Disclose Federal Government Wiretapped Conversations of Jdl Leaders

Unless the federal government gives 13 Jewish Defense League leaders, Including national chairman Rabbi Meir Kahane, transcripts of their wiretapped conversations, the gun conspiracy charges against them may have to be dropped, the Jewish Telegraphic Agency learned today. In answering a defense motion that all wiretapped conversations of the defendants be disclosed, the government revealed in U.S. District Court, Brooklyn, last Friday that while there had been no direct electronic surveillance of the phones of any of the defendants, the conversations of 10 of them had been overheard by wiretaps not authorized by court order. According to the government brief, “The President has the power, and the duty, to engage in intelligence-gathering operations which he deems necessary for the conduct of foreign affairs. There exist overriding considerations which militate against imposing the warrant requirement upon the exercise of this power.” The court ordered the government to give the transcripts to the defendants on several bases, including the “substantial probability” that the wiretaps were “illegal.” The government attorney, assistant U.S. Attorney Tom Patterson, replied that he could not hand them over without higher authorization. He was given until Friday to comply with the court order.
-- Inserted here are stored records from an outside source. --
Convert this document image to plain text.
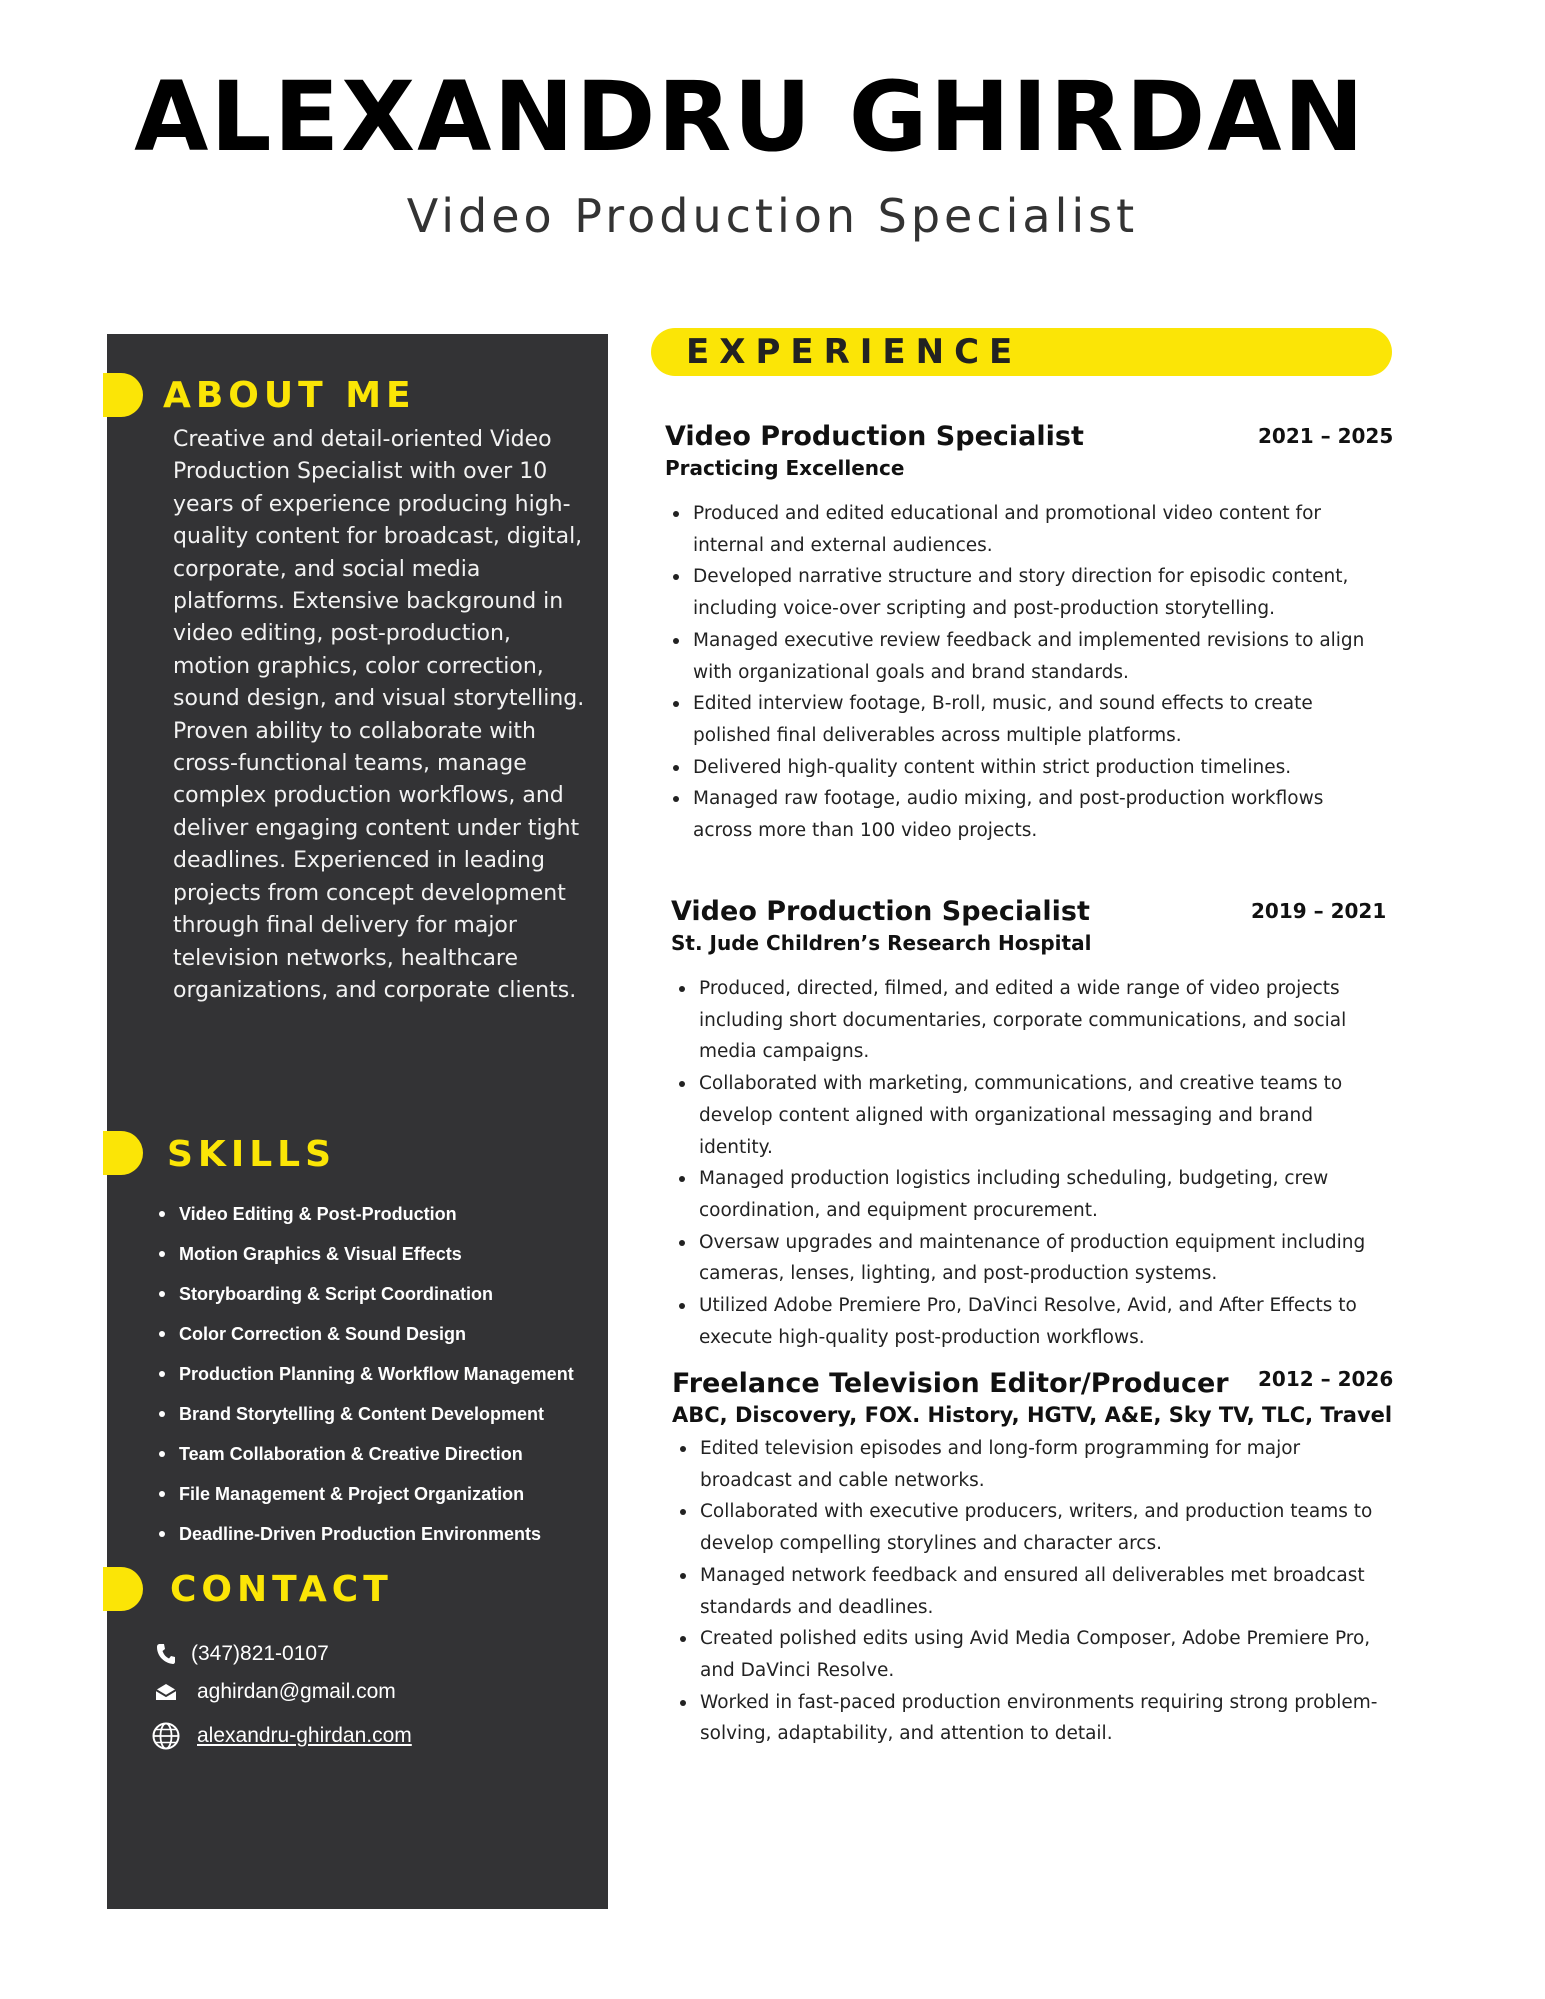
ALEXANDRU GHIRDAN
Video Production Specialist
ABOUT ME
Creative and detail-oriented Video Production Specialist with over 10 years of experience producing high-quality content for broadcast, digital, corporate, and social media platforms. Extensive background in video editing, post-production, motion graphics, color correction, sound design, and visual storytelling. Proven ability to collaborate with cross-functional teams, manage complex production workflows, and deliver engaging content under tight deadlines. Experienced in leading projects from concept development through final delivery for major television networks, healthcare organizations, and corporate clients.
SKILLS
Video Editing & Post-Production
Motion Graphics & Visual Effects
Storyboarding & Script Coordination
Color Correction & Sound Design
Production Planning & Workflow Management
Brand Storytelling & Content Development
Team Collaboration & Creative Direction
File Management & Project Organization
Deadline-Driven Production Environments
CONTACT
(347)821-0107
aghirdan@gmail.com
alexandru-ghirdan.com
EXPERIENCE
Video Production Specialist	2021 – 2025
Practicing Excellence
Produced and edited educational and promotional video content for internal and external audiences.
Developed narrative structure and story direction for episodic content, including voice-over scripting and post-production storytelling.
Managed executive review feedback and implemented revisions to align with organizational goals and brand standards.
Edited interview footage, B-roll, music, and sound effects to create polished final deliverables across multiple platforms.
Delivered high-quality content within strict production timelines.
Managed raw footage, audio mixing, and post-production workflows across more than 100 video projects.
Video Production Specialist	2019 – 2021
St. Jude Children’s Research Hospital
Produced, directed, filmed, and edited a wide range of video projects including short documentaries, corporate communications, and social media campaigns.
Collaborated with marketing, communications, and creative teams to develop content aligned with organizational messaging and brand identity.
Managed production logistics including scheduling, budgeting, crew coordination, and equipment procurement.
Oversaw upgrades and maintenance of production equipment including cameras, lenses, lighting, and post-production systems.
Utilized Adobe Premiere Pro, DaVinci Resolve, Avid, and After Effects to execute high-quality post-production workflows.
Freelance Television Editor/Producer	2012 – 2026
ABC, Discovery, FOX. History, HGTV, A&E, Sky TV, TLC, Travel
Edited television episodes and long-form programming for major broadcast and cable networks.
Collaborated with executive producers, writers, and production teams to develop compelling storylines and character arcs.
Managed network feedback and ensured all deliverables met broadcast standards and deadlines.
Created polished edits using Avid Media Composer, Adobe Premiere Pro, and DaVinci Resolve.
Worked in fast-paced production environments requiring strong problem-solving, adaptability, and attention to detail.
According to the government brief, details of which have not been previously published, “10 of the defendants did participate in conversations that were overheard by the federal government in the course of an electronic surveillance authorized by the President, acting through the Attorney General.” But unlike most recent cases–involving antiwar groups, Black Panthers and the Berrigan brothers–the government did not justify its wiretapping on the basis of internal national security. In the JDL case, the government contended that “such surveillance was deemed necessary and essential to protect the nation and its citizens against hostile acts of a foreign power and to obtain information against foreign intelligence activities deemed essential to the security of the United States.” There was no immediate identification of the foreign power nor the nature of “hostile acts.” The government gave the court a sealed envelope containing more than 100 pages of wiretap transcripts, but maintained that “the conversations were unrelated to these cases,” i.e., those of the gun conspiracy charges. The government asked the court to review the transcripts privately to determine whether the taps were legal, in which case the defendants would have no right to see them. In addition, the government stated that “in determining whether or not to employ this intelligence technique the Executive must make a judgment based on various foreign policy considerations.”

In an affidavit accompanying the U.S. brief, Attorney General John N. Mitchell certified that “it would be a practicable impossibility to submit to the court all of the facts, circumstances, and other considerations upon which these authorizations were based.” The government statement added: “The nature of the decision to employ electronic surveillance for such purpose, thus, fall peculiarly within the area of Executive, as distinguished from Judicial, competence. A judge’s experience in assessing ‘probable cause’ in the context of a criminal proceeding would be of little value in determining the need for instituting or maintaining a surveillance designed to obtain foreign intelligence information.” But after reading the transcripts, the court ruled the defendants had a right to see them because there was “substantial probability” that the taps were illegal, that they “led directly” to incriminating evidence obtained by the government, and that they would require the suppression of evidence and the dismissal of charges.” In ordering the disclosure of the taps, the court also hold that “the defendants would not be able to conduct a meaningful defense without access” to them.